Position: Data Quality Engineer (8 to 12 Years)
Location: Bangalore
Notice Period: Immediate
Job Description Data Quality Engineer (812 Years) | Location - Bangalore
Role Summary
We are seeking a hands-on Data Quality Engineer to design, implement, and operate automated data quality controls across an AWS + Databricks Lakehouse platform.
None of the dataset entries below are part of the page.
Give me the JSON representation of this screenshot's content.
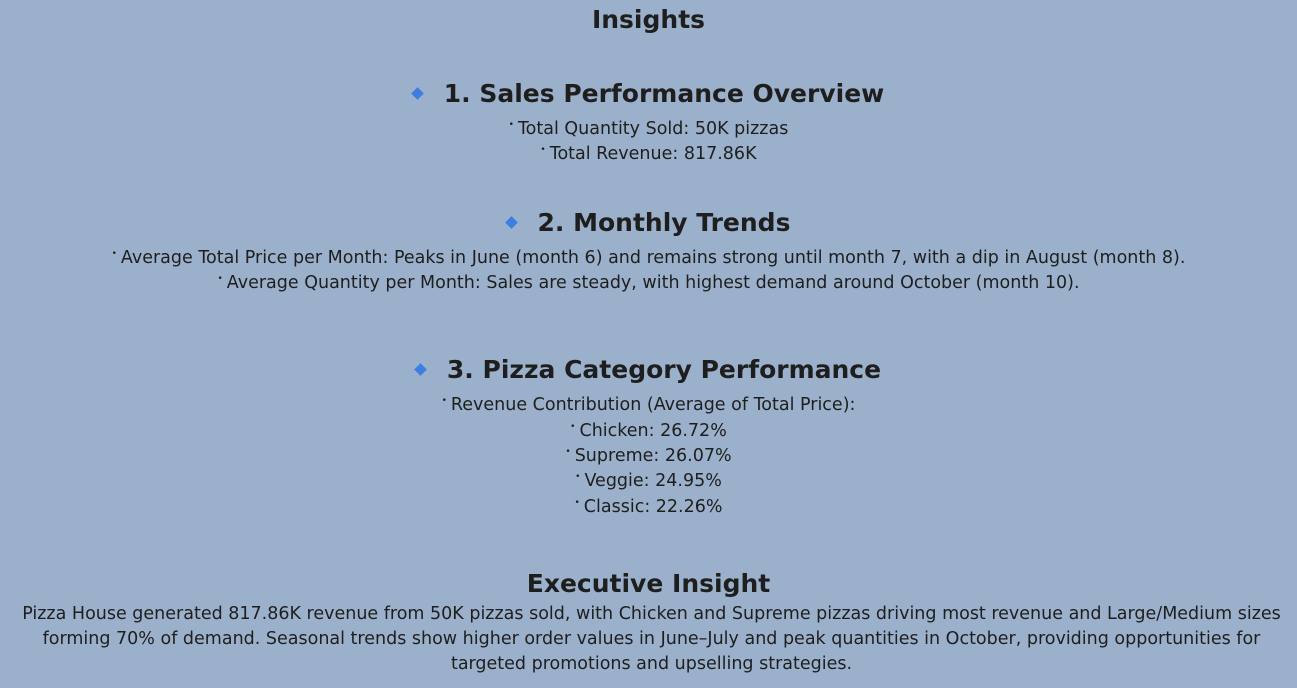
{
  "title": "Insights",
  "sections": [
    {
      "heading": "1. Sales Performance Overview",
      "bullets": [
        "Total Quantity Sold: 50K pizzas",
        "Total Revenue: 817.86K"
      ]
    },
    {
      "heading": "2. Monthly Trends",
      "bullets": [
        "Average Total Price per Month: Peaks in June (month 6) and remains strong until month 7, with a dip in August (month 8).",
        "Average Quantity per Month: Sales are steady, with highest demand around October (month 10)."
      ]
    },
    {
      "heading": "3. Pizza Category Performance",
      "bullets": [
        "Revenue Contribution (Average of Total Price):",
        "Chicken: 26.72%",
        "Supreme: 26.07%",
        "Veggie: 24.95%",
        "Classic: 22.26%"
      ]
    }
  ],
  "executive": {
    "heading": "Executive Insight",
    "body": "Pizza House generated 817.86K revenue from 50K pizzas sold, with Chicken and Supreme pizzas driving most revenue and Large/Medium sizes forming 70% of demand. Seasonal trends show higher order values in June–July and peak quantities in October, providing opportunities for targeted promotions and upselling strategies."
  },
  "colors": {
    "background": "#9bb1cb",
    "text": "#1e1e1e",
    "accent": "#3d7fe0"
  },
  "icons": {
    "section_marker": "blue-diamond-icon",
    "bullet": "bullet-dot-icon"
  }
}
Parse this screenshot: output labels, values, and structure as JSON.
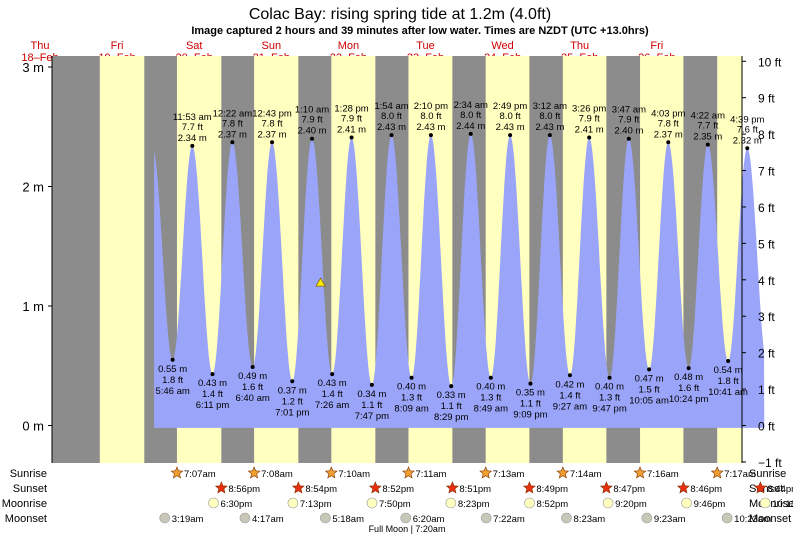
{
  "chart_data": {
    "type": "area",
    "title": "Colac Bay: rising  spring tide at 1.2m (4.0ft)",
    "subtitle": "Image captured 2 hours and 39 minutes after low water. Times are NZDT (UTC +13.0hrs)",
    "y_left": {
      "unit": "m",
      "range": [
        -0.1,
        3.1
      ],
      "ticks": [
        0,
        1,
        2,
        3
      ],
      "tick_labels": [
        "0 m",
        "1 m",
        "2 m",
        "3 m"
      ]
    },
    "y_right": {
      "unit": "ft",
      "range": [
        -1,
        10
      ],
      "ticks": [
        -1,
        0,
        1,
        2,
        3,
        4,
        5,
        6,
        7,
        8,
        9,
        10
      ],
      "tick_labels": [
        "−1 ft",
        "0 ft",
        "1 ft",
        "2 ft",
        "3 ft",
        "4 ft",
        "5 ft",
        "6 ft",
        "7 ft",
        "8 ft",
        "9 ft",
        "10 ft"
      ]
    },
    "colors": {
      "night": "#8c8c8c",
      "day": "#ffffc0",
      "tide": "#9aa4f8",
      "day_label": "#cc0000"
    },
    "days": [
      {
        "dow": "Thu",
        "date": "18–Feb"
      },
      {
        "dow": "Fri",
        "date": "19–Feb"
      },
      {
        "dow": "Sat",
        "date": "20–Feb"
      },
      {
        "dow": "Sun",
        "date": "21–Feb"
      },
      {
        "dow": "Mon",
        "date": "22–Feb"
      },
      {
        "dow": "Tue",
        "date": "23–Feb"
      },
      {
        "dow": "Wed",
        "date": "24–Feb"
      },
      {
        "dow": "Thu",
        "date": "25–Feb"
      },
      {
        "dow": "Fri",
        "date": "26–Feb"
      }
    ],
    "high_tides": [
      {
        "time": "11:53 am",
        "m": 2.34,
        "ft": "7.7 ft",
        "m_label": "2.34 m"
      },
      {
        "time": "12:22 am",
        "m": 2.37,
        "ft": "7.8 ft",
        "m_label": "2.37 m"
      },
      {
        "time": "12:43 pm",
        "m": 2.37,
        "ft": "7.8 ft",
        "m_label": "2.37 m"
      },
      {
        "time": "1:10 am",
        "m": 2.4,
        "ft": "7.9 ft",
        "m_label": "2.40 m"
      },
      {
        "time": "1:28 pm",
        "m": 2.41,
        "ft": "7.9 ft",
        "m_label": "2.41 m"
      },
      {
        "time": "1:54 am",
        "m": 2.43,
        "ft": "8.0 ft",
        "m_label": "2.43 m"
      },
      {
        "time": "2:10 pm",
        "m": 2.43,
        "ft": "8.0 ft",
        "m_label": "2.43 m"
      },
      {
        "time": "2:34 am",
        "m": 2.44,
        "ft": "8.0 ft",
        "m_label": "2.44 m"
      },
      {
        "time": "2:49 pm",
        "m": 2.43,
        "ft": "8.0 ft",
        "m_label": "2.43 m"
      },
      {
        "time": "3:12 am",
        "m": 2.43,
        "ft": "8.0 ft",
        "m_label": "2.43 m"
      },
      {
        "time": "3:26 pm",
        "m": 2.41,
        "ft": "7.9 ft",
        "m_label": "2.41 m"
      },
      {
        "time": "3:47 am",
        "m": 2.4,
        "ft": "7.9 ft",
        "m_label": "2.40 m"
      },
      {
        "time": "4:03 pm",
        "m": 2.37,
        "ft": "7.8 ft",
        "m_label": "2.37 m"
      },
      {
        "time": "4:22 am",
        "m": 2.35,
        "ft": "7.7 ft",
        "m_label": "2.35 m"
      },
      {
        "time": "4:39 pm",
        "m": 2.32,
        "ft": "7.6 ft",
        "m_label": "2.32 m"
      }
    ],
    "low_tides": [
      {
        "time": "5:46 am",
        "m": 0.55,
        "ft": "1.8 ft",
        "m_label": "0.55 m"
      },
      {
        "time": "6:11 pm",
        "m": 0.43,
        "ft": "1.4 ft",
        "m_label": "0.43 m"
      },
      {
        "time": "6:40 am",
        "m": 0.49,
        "ft": "1.6 ft",
        "m_label": "0.49 m"
      },
      {
        "time": "7:01 pm",
        "m": 0.37,
        "ft": "1.2 ft",
        "m_label": "0.37 m"
      },
      {
        "time": "7:26 am",
        "m": 0.43,
        "ft": "1.4 ft",
        "m_label": "0.43 m"
      },
      {
        "time": "7:47 pm",
        "m": 0.34,
        "ft": "1.1 ft",
        "m_label": "0.34 m"
      },
      {
        "time": "8:09 am",
        "m": 0.4,
        "ft": "1.3 ft",
        "m_label": "0.40 m"
      },
      {
        "time": "8:29 pm",
        "m": 0.33,
        "ft": "1.1 ft",
        "m_label": "0.33 m"
      },
      {
        "time": "8:49 am",
        "m": 0.4,
        "ft": "1.3 ft",
        "m_label": "0.40 m"
      },
      {
        "time": "9:09 pm",
        "m": 0.35,
        "ft": "1.1 ft",
        "m_label": "0.35 m"
      },
      {
        "time": "9:27 am",
        "m": 0.42,
        "ft": "1.4 ft",
        "m_label": "0.42 m"
      },
      {
        "time": "9:47 pm",
        "m": 0.4,
        "ft": "1.3 ft",
        "m_label": "0.40 m"
      },
      {
        "time": "10:05 am",
        "m": 0.47,
        "ft": "1.5 ft",
        "m_label": "0.47 m"
      },
      {
        "time": "10:24 pm",
        "m": 0.48,
        "ft": "1.6 ft",
        "m_label": "0.48 m"
      },
      {
        "time": "10:41 am",
        "m": 0.54,
        "ft": "1.8 ft",
        "m_label": "0.54 m"
      }
    ],
    "current": {
      "m": 1.2,
      "ft": 4.0
    },
    "row_labels": {
      "sunrise": "Sunrise",
      "sunset": "Sunset",
      "moonrise": "Moonrise",
      "moonset": "Moonset"
    },
    "sunrise": [
      "7:07am",
      "7:08am",
      "7:10am",
      "7:11am",
      "7:13am",
      "7:14am",
      "7:16am",
      "7:17am"
    ],
    "sunset": [
      "8:56pm",
      "8:54pm",
      "8:52pm",
      "8:51pm",
      "8:49pm",
      "8:47pm",
      "8:46pm",
      "8:44pm"
    ],
    "moonrise": [
      "6:30pm",
      "7:13pm",
      "7:50pm",
      "8:23pm",
      "8:52pm",
      "9:20pm",
      "9:46pm",
      "10:13pm"
    ],
    "moonset": [
      "3:19am",
      "4:17am",
      "5:18am",
      "6:20am",
      "7:22am",
      "8:23am",
      "9:23am",
      "10:23am"
    ],
    "moon_phase": "Full Moon | 7:20am"
  }
}
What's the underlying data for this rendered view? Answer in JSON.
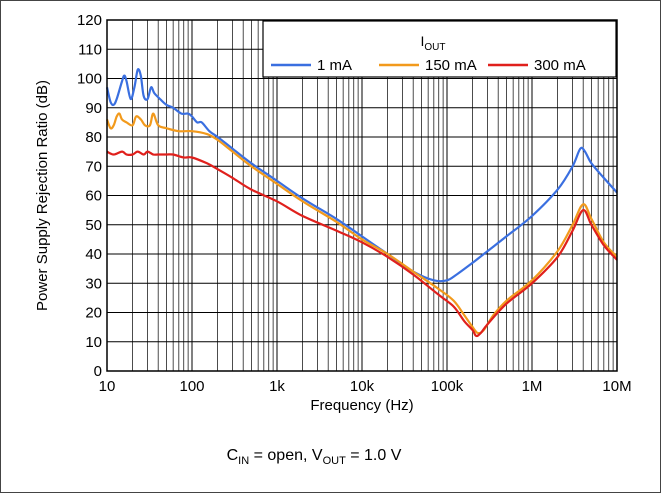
{
  "chart_data": {
    "type": "line",
    "title": "",
    "xlabel": "Frequency (Hz)",
    "ylabel": "Power Supply Rejection Ratio (dB)",
    "x_scale": "log",
    "xlim": [
      10,
      10000000
    ],
    "ylim": [
      0,
      120
    ],
    "x_ticks": [
      10,
      100,
      1000,
      10000,
      100000,
      1000000,
      10000000
    ],
    "x_tick_labels": [
      "10",
      "100",
      "1k",
      "10k",
      "100k",
      "1M",
      "10M"
    ],
    "y_ticks": [
      0,
      10,
      20,
      30,
      40,
      50,
      60,
      70,
      80,
      90,
      100,
      110,
      120
    ],
    "y_tick_labels": [
      "0",
      "10",
      "20",
      "30",
      "40",
      "50",
      "60",
      "70",
      "80",
      "90",
      "100",
      "110",
      "120"
    ],
    "grid": true,
    "legend": {
      "placement": "top-right",
      "title_main": "I",
      "title_sub": "OUT"
    },
    "caption": {
      "p1": "C",
      "p1_sub": "IN",
      "p2": " = open, V",
      "p2_sub": "OUT",
      "p3": " = 1.0 V"
    },
    "series": [
      {
        "name": "1 mA",
        "color": "#3a6fe0",
        "points": [
          [
            10,
            97
          ],
          [
            11,
            92
          ],
          [
            12,
            91
          ],
          [
            13,
            93
          ],
          [
            15,
            99
          ],
          [
            16,
            101
          ],
          [
            17,
            99
          ],
          [
            19,
            93
          ],
          [
            21,
            97
          ],
          [
            23,
            103
          ],
          [
            25,
            101
          ],
          [
            27,
            94
          ],
          [
            30,
            93
          ],
          [
            33,
            97
          ],
          [
            36,
            95
          ],
          [
            42,
            93
          ],
          [
            50,
            91
          ],
          [
            60,
            90
          ],
          [
            75,
            88
          ],
          [
            90,
            88
          ],
          [
            100,
            87
          ],
          [
            115,
            85
          ],
          [
            130,
            85
          ],
          [
            160,
            82
          ],
          [
            200,
            80
          ],
          [
            300,
            76
          ],
          [
            500,
            71
          ],
          [
            1000,
            65
          ],
          [
            2000,
            59
          ],
          [
            5000,
            52
          ],
          [
            10000,
            46
          ],
          [
            20000,
            40
          ],
          [
            40000,
            34
          ],
          [
            70000,
            31
          ],
          [
            100000,
            31
          ],
          [
            130000,
            33
          ],
          [
            200000,
            37
          ],
          [
            300000,
            41
          ],
          [
            500000,
            46
          ],
          [
            1000000,
            53
          ],
          [
            2000000,
            62
          ],
          [
            3000000,
            70
          ],
          [
            3700000,
            76
          ],
          [
            4200000,
            75
          ],
          [
            5000000,
            71
          ],
          [
            7000000,
            66
          ],
          [
            10000000,
            61
          ]
        ]
      },
      {
        "name": "150 mA",
        "color": "#f29a1c",
        "points": [
          [
            10,
            86
          ],
          [
            11,
            83
          ],
          [
            12,
            84
          ],
          [
            13,
            87
          ],
          [
            14,
            88
          ],
          [
            15,
            86
          ],
          [
            17,
            85
          ],
          [
            20,
            84
          ],
          [
            22,
            87
          ],
          [
            25,
            86
          ],
          [
            28,
            84
          ],
          [
            32,
            84
          ],
          [
            35,
            88
          ],
          [
            40,
            84
          ],
          [
            50,
            83
          ],
          [
            70,
            82
          ],
          [
            100,
            82
          ],
          [
            150,
            81
          ],
          [
            200,
            79
          ],
          [
            300,
            75
          ],
          [
            500,
            70
          ],
          [
            1000,
            64
          ],
          [
            2000,
            58
          ],
          [
            5000,
            51
          ],
          [
            10000,
            45
          ],
          [
            20000,
            40
          ],
          [
            40000,
            34
          ],
          [
            80000,
            28
          ],
          [
            120000,
            24
          ],
          [
            160000,
            19
          ],
          [
            200000,
            15
          ],
          [
            230000,
            13
          ],
          [
            270000,
            14
          ],
          [
            350000,
            19
          ],
          [
            500000,
            24
          ],
          [
            1000000,
            31
          ],
          [
            2000000,
            41
          ],
          [
            3000000,
            50
          ],
          [
            4000000,
            57
          ],
          [
            5000000,
            52
          ],
          [
            7000000,
            44
          ],
          [
            10000000,
            39
          ]
        ]
      },
      {
        "name": "300 mA",
        "color": "#e0201c",
        "points": [
          [
            10,
            75
          ],
          [
            12,
            74
          ],
          [
            15,
            75
          ],
          [
            17,
            74
          ],
          [
            20,
            74
          ],
          [
            23,
            75
          ],
          [
            27,
            74
          ],
          [
            30,
            75
          ],
          [
            35,
            74
          ],
          [
            40,
            74
          ],
          [
            50,
            74
          ],
          [
            60,
            74
          ],
          [
            80,
            73
          ],
          [
            100,
            73
          ],
          [
            150,
            71
          ],
          [
            200,
            69
          ],
          [
            300,
            66
          ],
          [
            500,
            62
          ],
          [
            1000,
            58
          ],
          [
            2000,
            53
          ],
          [
            5000,
            48
          ],
          [
            10000,
            44
          ],
          [
            20000,
            39
          ],
          [
            40000,
            33
          ],
          [
            80000,
            26
          ],
          [
            120000,
            22
          ],
          [
            160000,
            17
          ],
          [
            200000,
            14
          ],
          [
            220000,
            12
          ],
          [
            250000,
            13
          ],
          [
            300000,
            16
          ],
          [
            500000,
            23
          ],
          [
            1000000,
            30
          ],
          [
            2000000,
            39
          ],
          [
            3000000,
            48
          ],
          [
            4000000,
            55
          ],
          [
            5000000,
            50
          ],
          [
            7000000,
            43
          ],
          [
            10000000,
            38
          ]
        ]
      }
    ]
  }
}
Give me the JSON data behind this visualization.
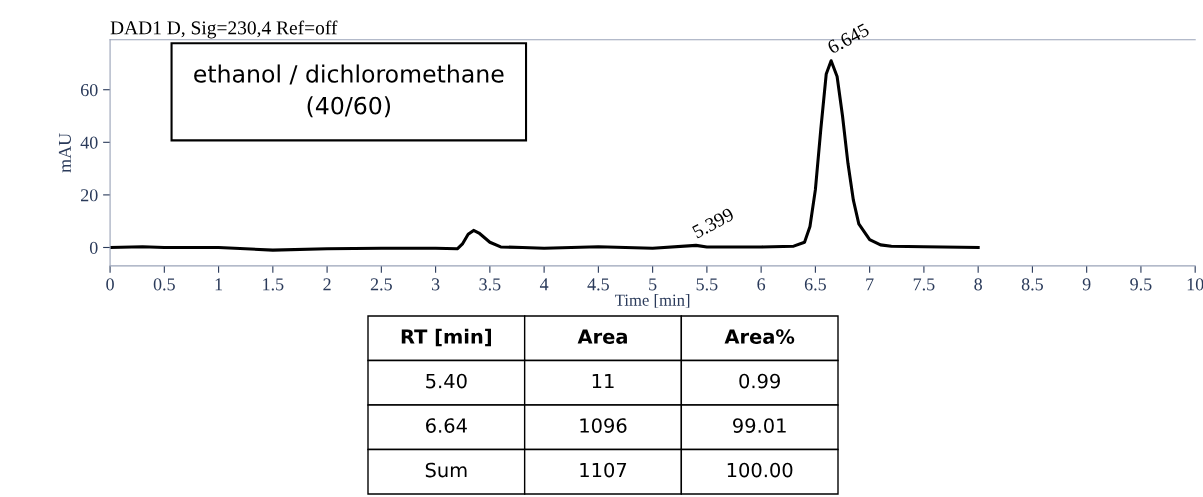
{
  "chart_data": {
    "type": "line",
    "title": "DAD1 D, Sig=230,4 Ref=off",
    "xlabel": "Time [min]",
    "ylabel": "mAU",
    "x": [
      0,
      0.3,
      0.5,
      1,
      1.5,
      2,
      2.5,
      3,
      3.2,
      3.25,
      3.3,
      3.35,
      3.4,
      3.5,
      3.6,
      3.8,
      4,
      4.5,
      5,
      5.4,
      5.5,
      6,
      6.3,
      6.4,
      6.45,
      6.5,
      6.55,
      6.6,
      6.645,
      6.7,
      6.75,
      6.8,
      6.85,
      6.9,
      7,
      7.1,
      7.2,
      7.5,
      8
    ],
    "series": [
      {
        "color": "#000000",
        "values": [
          0,
          0.3,
          0,
          0,
          -1,
          -0.5,
          -0.3,
          -0.3,
          -0.5,
          1.5,
          5,
          6.5,
          5.5,
          2,
          0.2,
          0,
          -0.3,
          0.3,
          -0.3,
          0.8,
          0.2,
          0.2,
          0.5,
          2,
          8,
          22,
          45,
          66,
          71,
          65,
          50,
          32,
          18,
          9,
          3,
          1,
          0.5,
          0.3,
          0
        ]
      }
    ],
    "xlim": [
      0,
      10
    ],
    "xticks": [
      0,
      0.5,
      1,
      1.5,
      2,
      2.5,
      3,
      3.5,
      4,
      4.5,
      5,
      5.5,
      6,
      6.5,
      7,
      7.5,
      8,
      8.5,
      9,
      9.5,
      10
    ],
    "ylim": [
      -7,
      79
    ],
    "yticks": [
      0,
      20,
      40,
      60
    ],
    "grid": false,
    "legend": false,
    "marker": "none",
    "line_style": "solid",
    "annotations": [
      "ethanol / dichloromethane\n(40/60)",
      {
        "text": "5.399",
        "x": 5.399,
        "y": 0.8
      },
      {
        "text": "6.645",
        "x": 6.645,
        "y": 71
      },
      "RT [min]",
      "Area",
      "Area%",
      "5.40",
      "11",
      "0.99",
      "6.64",
      "1096",
      "99.01",
      "Sum",
      "1107",
      "100.00"
    ]
  }
}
This role ensures trusted data from ingestion (streaming/batch) through curated (Gold) layers by implementing quality rules, validation frameworks, monitoring, and remediation workflows aligned to business and governance standards.
Key Responsibilities
Data Quality Strategy & Rule Implementation
- Define and implement data quality dimensions (accuracy, completeness, timeliness, consistency, uniqueness, validity) across Bronze/Silver/Gold datasets.
- Partner with business/data owners to translate requirements into DQ rules, thresholds, and acceptance criteria.
- Maintain a DQ rule repository and ensure versioning, traceability, and approvals.
Automation & Frameworks
- Build and operationalize automated data checks using:
- Databricks (PySpark, Spark SQL) and/or AWS Glue (PySpark) jobs
- DQ frameworks such as Great Expectations, Deequ, or custom rule engines
- Embed quality gates into pipelines (pre/post checks, quarantine patterns, fail-fast vs warn policies).
- Create reusable DQ components (rule templates, test suites, profiling modules).
Monitoring, Alerting & Incident Management
- Set up DQ monitoring dashboards (Databricks dashboards / CloudWatch / third-party observability).
- Configure alerting for threshold breaches and anomalies (schema drift, outliers, volume spikes, null surges).
- Perform root cause analysis and lead remediation with pipeline owners and source system teams.
Metadata, Lineage & Governance Alignment
- Contribute DQ metadata into the data catalog/governance tool (e.g., Atlan) including rule coverage, scorecards, and dataset certification.
- Support lineage-driven quality impact analysis and audit readiness.
Quality Reporting & Scorecards
- Publish and maintain data quality scorecards by domain/dataset (daily/weekly) with trends and SLA adherence.
- Track issue backlog, triage priority, and resolution SLAs.
Must-Have Skills & Experience
- 812 years in Data Engineering / Data Quality Engineering, with strong focus on DQ automation.
- Strong hands-on with Databricks (PySpark, Spark SQL, Delta/Iceberg concepts).
- Strong on AWS data ecosystem: S3, Glue (Catalog/Jobs), IAM, CloudWatch, KMS.
- Experience validating Iceberg/Parquet datasets and managing schema evolution/schema drift.
- Proficiency in Python, SQL, and writing testable data transformation logic.
- Experience in batch and/or streaming validation patterns (micro-batch/near real-time).
- Exposure to CI/CD for data pipelines (Azure DevOps/GitHub/Jenkins) and automated test execution.
- Solid understanding of data modeling and canonical layer patterns.
Nice-to-Have
- Experience with Unity Catalog, Databricks Workflows, Lakehouse Monitoring, DBSQL.
- Experience with Power BI semantic models and ensuring quality for reporting datasets.
- Familiarity with Data Observability tools (Monte Carlo/Databand/Bigeye etc.) or building internal equivalents.
- Knowledge of MDM, data governance, and policy-driven controls.
- Domain experience: Manufacturing/Supply Chain/ERP/ServiceNow/Workday type sources.
Qualifications
- Bachelor's/Master's in Computer Science, Engineering, or equivalent.
- Strong communication skills to drive alignment with data owners and stakeholders.